Brasília – Em ano eleitoral, o governo Lula transformou em prioridade o fim da escala 6x1. Dois projetos de lei tramitam na Câmara dos Deputados para reduzir a jornada semanal de 44 para 36 horas, e o Executivo avalia encaminhar uma terceira proposta.
Nota técnica da Associação Brasileira da Indústria de Máquinas e Equipamentos (Abimaq) lembra que, de 1981 a 2024, a produtividade por trabalhador cresceu apenas 0,2% ao ano. Dados da Organização Internacional do Trabalho (OIT) colocam o Brasil na 100ª posição em produtividade por trabalhador e na 91ª em produtividade por hora.
Tadeu Barros, diretor-presidente do Centro de Liderança Pública (CLP), afirma que produtividade não aumenta "por decreto" e depende de capital humano, tecnologia e ambiente de negócios. O CLP calcula que a redução de jornada pode derrubar a produtividade em 0,7% e eliminar até 640 mil empregos formais, pois o custo da mão de obra subiria sem ganho de eficiência.
Para o economista Bruno Corano, da Corano Capital, a elevação dos encargos tende a empurrar empresas para a informalidade e acelerar a substituição de trabalhadores por tecnologia. Ele cita a PEC das Domésticas como antecedente: a informalidade no setor subiu de 68,6% em 2013 para 76,7% em 2024.

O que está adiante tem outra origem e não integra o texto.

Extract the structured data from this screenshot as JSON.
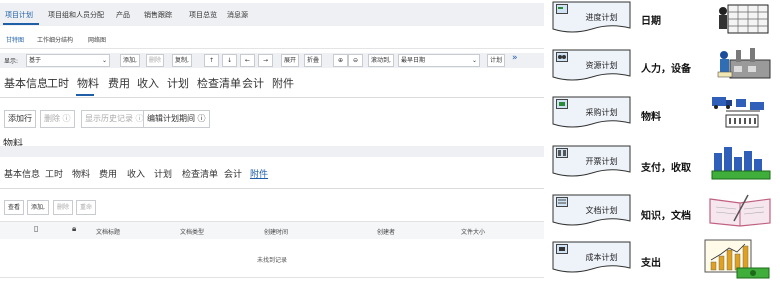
{
  "top_nav": {
    "items": [
      "项目计划",
      "项目组和人员分配",
      "产品",
      "销售跟踪",
      "项目总览",
      "消息源"
    ]
  },
  "sub_nav": {
    "items": [
      "甘特图",
      "工作细分结构",
      "网络图"
    ]
  },
  "toolbar": {
    "display_label": "显示:",
    "display_value": "基于",
    "add_label": "添加,",
    "delete_label": "删除",
    "copy_label": "复制,",
    "expand_label": "展开",
    "collapse_label": "折叠",
    "scroll_to_label": "滚动到,",
    "date_select_value": "最早日期",
    "plan_label": "计划"
  },
  "tabs_primary": {
    "items": [
      "基本信息",
      "工时",
      "物料",
      "费用",
      "收入",
      "计划",
      "检查清单",
      "会计",
      "附件"
    ],
    "active": "物料"
  },
  "material_actions": {
    "add_row": "添加行",
    "delete": "删除",
    "show_history": "显示历史记录",
    "edit_plan_period": "编辑计划期间"
  },
  "material_section_title": "物料",
  "tabs_secondary": {
    "items": [
      "基本信息",
      "工时",
      "物料",
      "费用",
      "收入",
      "计划",
      "检查清单",
      "会计",
      "附件"
    ],
    "active": "附件"
  },
  "attachment_actions": {
    "view": "查看",
    "add": "添加,",
    "delete": "删除",
    "rename": "重命"
  },
  "attachment_table": {
    "columns": [
      "文档标题",
      "文档类型",
      "创建时间",
      "创建者",
      "文件大小"
    ],
    "empty_text": "未找到记录"
  },
  "right_panel": {
    "rows": [
      {
        "card": "进度计划",
        "category": "日期",
        "icon": "calendar-clipart"
      },
      {
        "card": "资源计划",
        "category": "人力，设备",
        "icon": "worker-factory-clipart"
      },
      {
        "card": "采购计划",
        "category": "物料",
        "icon": "supply-chain-clipart"
      },
      {
        "card": "开票计划",
        "category": "支付，收取",
        "icon": "buildings-money-clipart"
      },
      {
        "card": "文档计划",
        "category": "知识，文档",
        "icon": "open-book-clipart"
      },
      {
        "card": "成本计划",
        "category": "支出",
        "icon": "bar-chart-money-clipart"
      }
    ]
  },
  "colors": {
    "accent": "#1f5fa8",
    "toolbar_bg": "#eef0f3",
    "card_bg": "#eef3fa"
  }
}
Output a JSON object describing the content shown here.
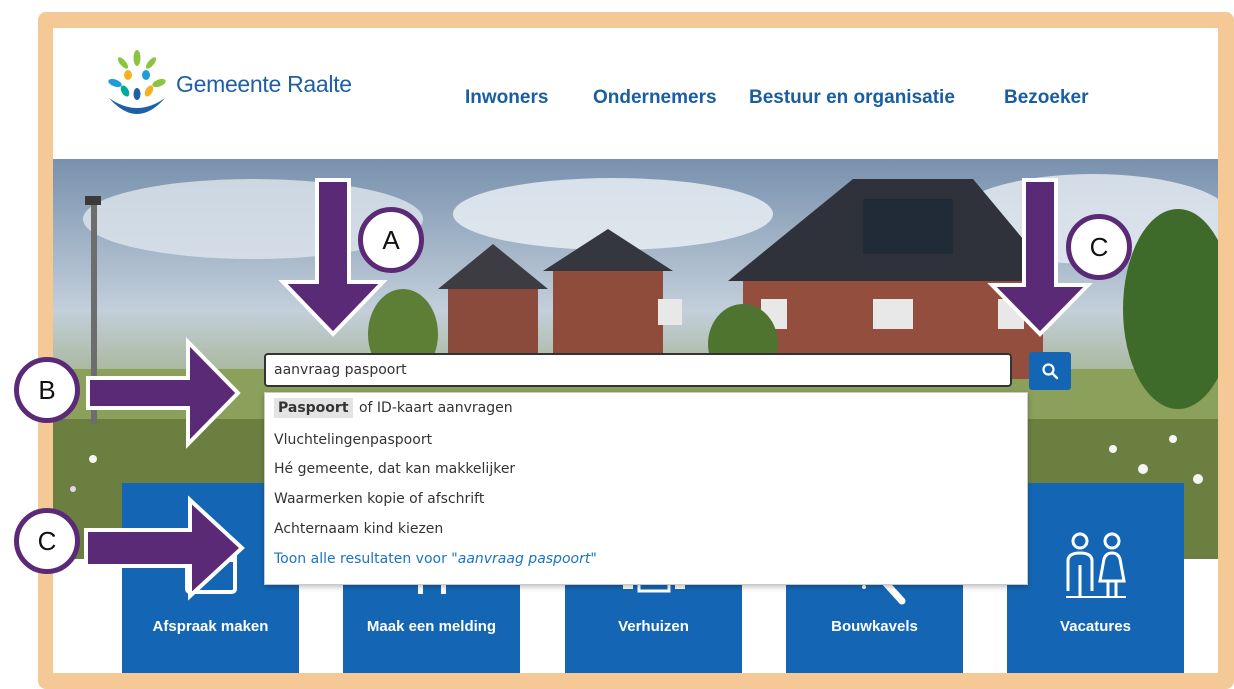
{
  "header": {
    "logo_text": "Gemeente Raalte",
    "nav": [
      "Inwoners",
      "Ondernemers",
      "Bestuur en organisatie",
      "Bezoeker"
    ]
  },
  "search": {
    "value": "aanvraag paspoort",
    "suggestions": [
      {
        "highlight": "Paspoort",
        "rest": " of ID-kaart aanvragen"
      },
      {
        "text": "Vluchtelingenpaspoort"
      },
      {
        "text": "Hé gemeente, dat kan makkelijker"
      },
      {
        "text": "Waarmerken kopie of afschrift"
      },
      {
        "text": "Achternaam kind kiezen"
      }
    ],
    "all_results_prefix": "Toon alle resultaten voor \"",
    "all_results_query": "aanvraag paspoort",
    "all_results_suffix": "\""
  },
  "tiles": [
    {
      "label": "Afspraak maken",
      "icon": "calendar-icon"
    },
    {
      "label": "Maak een melding",
      "icon": "tools-icon"
    },
    {
      "label": "Verhuizen",
      "icon": "moving-truck-icon"
    },
    {
      "label": "Bouwkavels",
      "icon": "shovel-icon"
    },
    {
      "label": "Vacatures",
      "icon": "people-icon"
    }
  ],
  "annotations": {
    "A": "A",
    "B": "B",
    "C_top": "C",
    "C_bottom": "C"
  },
  "colors": {
    "frame": "#f5c995",
    "brand_blue": "#1466b4",
    "nav_blue": "#1a5e9f",
    "arrow_purple": "#5b2a77",
    "link_blue": "#1b73c6"
  }
}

Corano avalia que parte do aumento de custos seria repassada ao consumidor, pressionando a inflação e prejudicando principalmente micro e pequenas empresas. Estudo da Federação das Indústrias de Minas Gerais (FIEMG) projeta queda de até 16% no Produto Interno Bruto se a jornada de 36 horas for adotada sem ganhos de produtividade.
O presidente da Câmara, Hugo Motta (Republicanos-PB), defendeu a mudança citando avanços tecnológicos globais. Para José Velloso, presidente-executivo da Abimaq, o argumento ignora a realidade brasileira. Relatório 2024/2025 da Federação Internacional de Robótica (IFR) mostra que o país possui 10 robôs para cada 10 mil trabalhadores, ante média mundial de 162.
Vinculado ao Ministério do Planejamento, o Instituto de Pesquisa Econômica Aplicada (Ipea) estima que a redução para 40 horas semanais acrescentaria menos de 1% aos custos de indústria e comércio, efeito semelhante a reajustes do salário mínimo. Já a FecomercioSP calcula que cortar a jornada para 36 horas elevaria o gasto com mão de obra em 22%.
Líder do PL na Câmara, Sóstenes Cavalcante (RJ) sugere ampliar a contratação por hora trabalhada, mecanismo visto pelo CLP como forma de flexibilizar a alocação de mão de obra. A Abimaq defende fortalecer a negociação coletiva: entre 1.º de julho de 2024 e 30 de junho de 2025, foram firmados mais de 6.192 acordos prevendo prorrogação ou redução de jornada.